Leveraging public mass spectrometry for molecular discovery from millions of mass spectra

Despite an explosion of publicly available data in mass spectrometry repositories, mass spectra are typically still analyzed by each laboratory in isolation, treating each experiment as if it has no relationship to any others. This approach fails to exploit the wealth of existing, previously analyzed mass spectrometry data. Here I will present two approaches that harness repository-scale public mass spectrometry data to achieve a deeper understanding of the molecular composition of complex biological samples.

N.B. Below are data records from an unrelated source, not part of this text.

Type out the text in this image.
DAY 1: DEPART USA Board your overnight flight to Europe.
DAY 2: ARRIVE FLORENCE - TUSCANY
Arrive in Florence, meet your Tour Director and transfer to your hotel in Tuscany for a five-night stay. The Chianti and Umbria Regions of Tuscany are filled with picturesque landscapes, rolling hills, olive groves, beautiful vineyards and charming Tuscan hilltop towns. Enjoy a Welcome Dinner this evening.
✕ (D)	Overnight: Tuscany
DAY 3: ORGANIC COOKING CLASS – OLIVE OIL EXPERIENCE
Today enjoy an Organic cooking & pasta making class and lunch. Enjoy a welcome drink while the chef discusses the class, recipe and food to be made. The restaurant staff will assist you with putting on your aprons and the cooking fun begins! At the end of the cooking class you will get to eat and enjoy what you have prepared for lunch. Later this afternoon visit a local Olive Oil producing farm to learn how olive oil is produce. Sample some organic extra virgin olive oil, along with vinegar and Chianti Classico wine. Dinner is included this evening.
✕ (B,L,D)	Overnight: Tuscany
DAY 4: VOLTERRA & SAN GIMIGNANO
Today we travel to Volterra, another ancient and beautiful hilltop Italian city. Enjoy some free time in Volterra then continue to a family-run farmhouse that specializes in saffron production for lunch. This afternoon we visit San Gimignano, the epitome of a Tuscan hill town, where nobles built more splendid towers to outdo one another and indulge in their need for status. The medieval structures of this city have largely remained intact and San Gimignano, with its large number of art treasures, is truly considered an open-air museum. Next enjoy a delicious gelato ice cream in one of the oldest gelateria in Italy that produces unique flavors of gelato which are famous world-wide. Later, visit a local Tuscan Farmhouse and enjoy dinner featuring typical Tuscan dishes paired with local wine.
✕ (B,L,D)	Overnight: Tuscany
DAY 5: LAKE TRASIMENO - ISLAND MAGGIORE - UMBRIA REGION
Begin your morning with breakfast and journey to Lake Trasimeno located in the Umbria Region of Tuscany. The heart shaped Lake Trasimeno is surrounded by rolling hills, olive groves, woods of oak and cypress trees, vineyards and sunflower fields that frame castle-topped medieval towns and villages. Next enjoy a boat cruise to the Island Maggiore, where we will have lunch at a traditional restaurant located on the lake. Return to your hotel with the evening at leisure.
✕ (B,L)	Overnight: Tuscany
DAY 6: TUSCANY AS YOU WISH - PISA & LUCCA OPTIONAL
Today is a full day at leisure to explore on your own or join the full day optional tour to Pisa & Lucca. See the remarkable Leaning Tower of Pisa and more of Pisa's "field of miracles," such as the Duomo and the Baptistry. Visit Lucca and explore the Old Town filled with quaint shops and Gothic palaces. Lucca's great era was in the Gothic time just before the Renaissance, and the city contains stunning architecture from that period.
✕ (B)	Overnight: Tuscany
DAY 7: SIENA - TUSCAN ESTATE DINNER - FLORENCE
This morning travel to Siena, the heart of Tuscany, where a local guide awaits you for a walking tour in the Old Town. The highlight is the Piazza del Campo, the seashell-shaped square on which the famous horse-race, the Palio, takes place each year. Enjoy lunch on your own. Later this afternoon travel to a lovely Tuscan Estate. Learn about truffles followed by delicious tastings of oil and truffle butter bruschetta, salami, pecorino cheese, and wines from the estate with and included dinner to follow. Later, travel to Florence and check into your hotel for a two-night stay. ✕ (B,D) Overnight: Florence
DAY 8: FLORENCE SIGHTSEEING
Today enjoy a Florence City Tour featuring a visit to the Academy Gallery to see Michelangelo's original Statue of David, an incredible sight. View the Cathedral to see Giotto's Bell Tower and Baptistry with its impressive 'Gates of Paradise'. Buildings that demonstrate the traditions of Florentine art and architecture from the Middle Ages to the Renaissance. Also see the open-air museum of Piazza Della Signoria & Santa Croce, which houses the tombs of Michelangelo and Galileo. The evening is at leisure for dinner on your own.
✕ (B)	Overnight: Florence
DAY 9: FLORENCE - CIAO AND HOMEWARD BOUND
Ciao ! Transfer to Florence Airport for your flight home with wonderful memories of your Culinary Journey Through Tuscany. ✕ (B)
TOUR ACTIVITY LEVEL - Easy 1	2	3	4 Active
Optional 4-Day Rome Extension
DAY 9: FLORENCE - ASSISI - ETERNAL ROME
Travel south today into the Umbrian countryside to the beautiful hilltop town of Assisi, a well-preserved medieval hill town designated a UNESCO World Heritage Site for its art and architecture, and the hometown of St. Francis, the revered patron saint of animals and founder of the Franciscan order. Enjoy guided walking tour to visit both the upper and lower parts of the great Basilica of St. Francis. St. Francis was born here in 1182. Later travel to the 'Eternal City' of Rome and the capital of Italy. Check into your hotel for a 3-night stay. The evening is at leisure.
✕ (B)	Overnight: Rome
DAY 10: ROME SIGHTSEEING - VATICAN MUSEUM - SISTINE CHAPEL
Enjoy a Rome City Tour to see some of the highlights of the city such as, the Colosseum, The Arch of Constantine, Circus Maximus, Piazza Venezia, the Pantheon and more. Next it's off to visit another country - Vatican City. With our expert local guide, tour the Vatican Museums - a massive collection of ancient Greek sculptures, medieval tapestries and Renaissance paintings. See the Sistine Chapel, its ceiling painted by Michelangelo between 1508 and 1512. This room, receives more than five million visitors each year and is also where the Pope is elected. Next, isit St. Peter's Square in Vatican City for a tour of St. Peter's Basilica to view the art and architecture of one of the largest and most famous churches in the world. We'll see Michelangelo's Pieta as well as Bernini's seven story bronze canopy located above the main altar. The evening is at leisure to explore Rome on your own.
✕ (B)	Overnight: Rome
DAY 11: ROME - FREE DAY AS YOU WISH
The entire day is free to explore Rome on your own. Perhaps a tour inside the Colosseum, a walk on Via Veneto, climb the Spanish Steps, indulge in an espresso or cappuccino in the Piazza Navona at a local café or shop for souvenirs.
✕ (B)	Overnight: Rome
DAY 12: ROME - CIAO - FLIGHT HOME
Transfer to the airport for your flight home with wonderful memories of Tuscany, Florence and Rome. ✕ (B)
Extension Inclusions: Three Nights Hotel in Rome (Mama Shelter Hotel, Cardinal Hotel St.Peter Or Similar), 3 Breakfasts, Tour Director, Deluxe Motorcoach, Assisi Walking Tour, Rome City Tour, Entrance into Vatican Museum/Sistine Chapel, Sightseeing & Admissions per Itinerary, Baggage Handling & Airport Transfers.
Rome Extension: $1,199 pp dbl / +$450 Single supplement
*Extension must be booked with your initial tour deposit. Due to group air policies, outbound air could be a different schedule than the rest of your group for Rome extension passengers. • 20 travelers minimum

First, I will describe a deep neural network approach, called "GLEAMS," which learns to embed spectra across an entire data repository into a low-dimensional space such that spectra generated by the same peptide are close to one another. This learned embedding captures latent properties of the spectra, and the low-dimensional space can be used for the efficient clustering and identification of hundreds of millions of spectra. We have used GLEAMS to process 31TB of human proteomics data belonging to the MassIVE Knowledge Base dataset, corresponding to 666 million spectra derived from 220 publicly available experiments. Using GLEAMS, we were able to investigate the "dark matter" of the human proteome by propagating peptide labels within high-quality clusters and open modification searching to annotate 73% additional mass spectra compared to the state of the art.

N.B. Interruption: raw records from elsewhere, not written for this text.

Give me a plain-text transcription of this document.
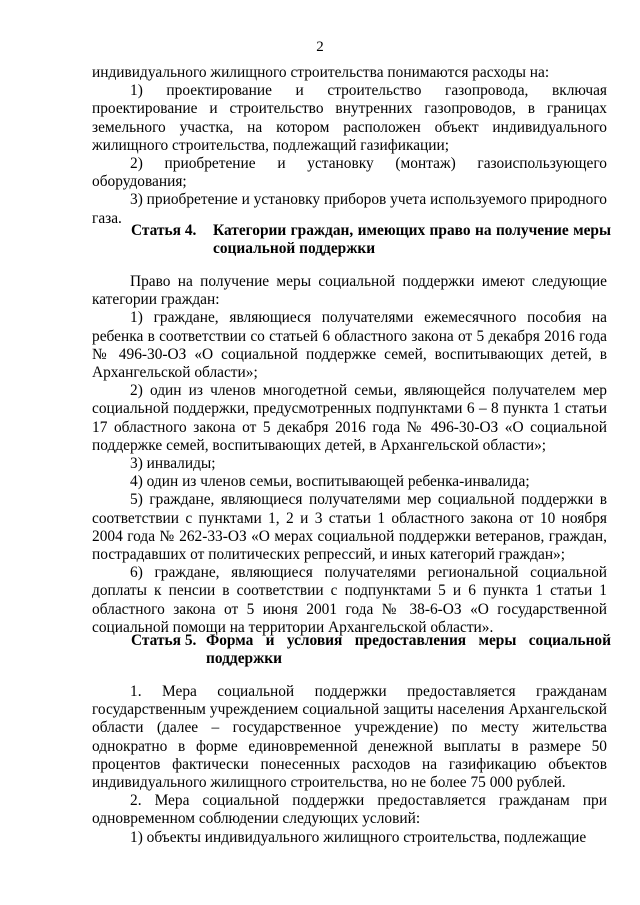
2

индивидуального жилищного строительства понимаются расходы на:

1) проектирование и строительство газопровода, включая проектирование и строительство внутренних газопроводов, в границах земельного участка, на котором расположен объект индивидуального жилищного строительства, подлежащий газификации;

2) приобретение и установку (монтаж) газоиспользующего оборудования;

3) приобретение и установку приборов учета используемого природного газа.

Статья 4. Категории граждан, имеющих право на получение меры социальной поддержки

Право на получение меры социальной поддержки имеют следующие категории граждан:

1) граждане, являющиеся получателями ежемесячного пособия на ребенка в соответствии со статьей 6 областного закона от 5 декабря 2016 года № 496-30-ОЗ «О социальной поддержке семей, воспитывающих детей, в Архангельской области»;

2) один из членов многодетной семьи, являющейся получателем мер социальной поддержки, предусмотренных подпунктами 6 – 8 пункта 1 статьи 17 областного закона от 5 декабря 2016 года № 496-30-ОЗ «О социальной поддержке семей, воспитывающих детей, в Архангельской области»;

3) инвалиды;

4) один из членов семьи, воспитывающей ребенка-инвалида;

5) граждане, являющиеся получателями мер социальной поддержки в соответствии с пунктами 1, 2 и 3 статьи 1 областного закона от 10 ноября 2004 года № 262-33-ОЗ «О мерах социальной поддержки ветеранов, граждан, пострадавших от политических репрессий, и иных категорий граждан»;

6) граждане, являющиеся получателями региональной социальной доплаты к пенсии в соответствии с подпунктами 5 и 6 пункта 1 статьи 1 областного закона от 5 июня 2001 года № 38-6-ОЗ «О государственной социальной помощи на территории Архангельской области».

Статья 5. Форма и условия предоставления меры социальной поддержки

1. Мера социальной поддержки предоставляется гражданам государственным учреждением социальной защиты населения Архангельской области (далее – государственное учреждение) по месту жительства однократно в форме единовременной денежной выплаты в размере 50 процентов фактически понесенных расходов на газификацию объектов индивидуального жилищного строительства, но не более 75 000 рублей.

2. Мера социальной поддержки предоставляется гражданам при одновременном соблюдении следующих условий:

1) объекты индивидуального жилищного строительства, подлежащие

Second, I will present the "nearest neighbor suspect spectral library" that can be used to identify molecules that are structurally related to previously known reference molecules. Based on spectral similarity, information can be propagated to neighboring mass spectra in a molecular network to increase the spectrum annotation rate. We have propagated annotations from molecular networks associated with 521 million mass spectra from 1335 compatible untargeted metabolomics datasets in various metabolomics data repositories, including GNPS/MassIVE, Metabolights, and Metabolomics Workbench, to create the GNPS nearest neighbor suspect spectral library. It consists of 87,916 novel reference spectra corresponding to modified molecules that are structurally related to known reference molecules. Using the suspect library for spectral library searching increases the spectrum annotation rate 2-fold on average, considerably boosting the interpretation rate of untargeted metabolomics beyond the state of the art.

In conclusion, these two powerful computational approaches highlight the enormous value of open data, and provide significant breakthroughs in deriving biological insights from mass spectrometry proteomics and metabolomics experiments.